Гамильтон расхаживал по подиуму взад и вперед. Низкий и звучный голос заполнял помещение. Дивейну он напомнил льва с седой гривой стянутых на затылке волос. Костюм на нем был шикарный, цвета маренго, не то что изношенная твидовая пара старого профессора. И выговор у него был необычный, не такой, как в Новом Орлеане, то есть он точно не янки. Впрочем, он, скорее всего, и не англичанин. На возвышении сидел ассистент, усердно записывающий за профессором.
— Итак, — говорил Гамильтон, — сегодня мы рассмотрим «Бесплодную землю» Элиота — поэму, вобравшую в себя двадцатый век со всем его отчуждением и пустотой. Это одно из величайших когда-либо написанных произведений.

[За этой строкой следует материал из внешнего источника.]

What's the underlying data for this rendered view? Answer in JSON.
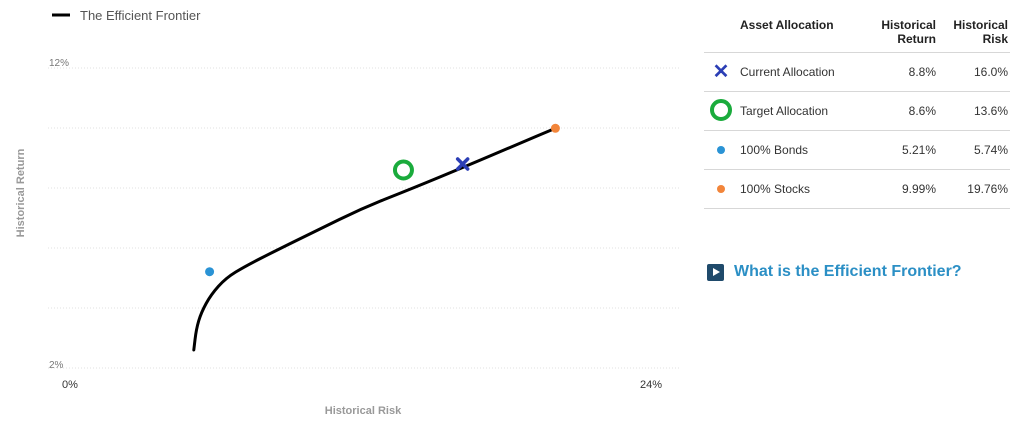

«Бесплодная земля» — припомнил Дивейн. Красноречивое название. Он ее, разумеется, не читал. Зачем ему? Ведь это поэма, а не роман, который он мог бы почитать прямо сейчас, в аудитории.
Дивейн взял в руки книгу с поэмами Элиота. Одолжил ее у приятеля: к чему тратить немалые деньги на то, что ему в дальнейшем никогда не понадобится? Открыл, на форзаце увидел фотографию автора: заморыш, в крошечных стариковских очках, губки поджаты, словно ему в зад палку от метлы воткнули. Дивейн фыркнул и стал перелистывать страницы. Бесплодная земля. Бесплодная земля… вот она!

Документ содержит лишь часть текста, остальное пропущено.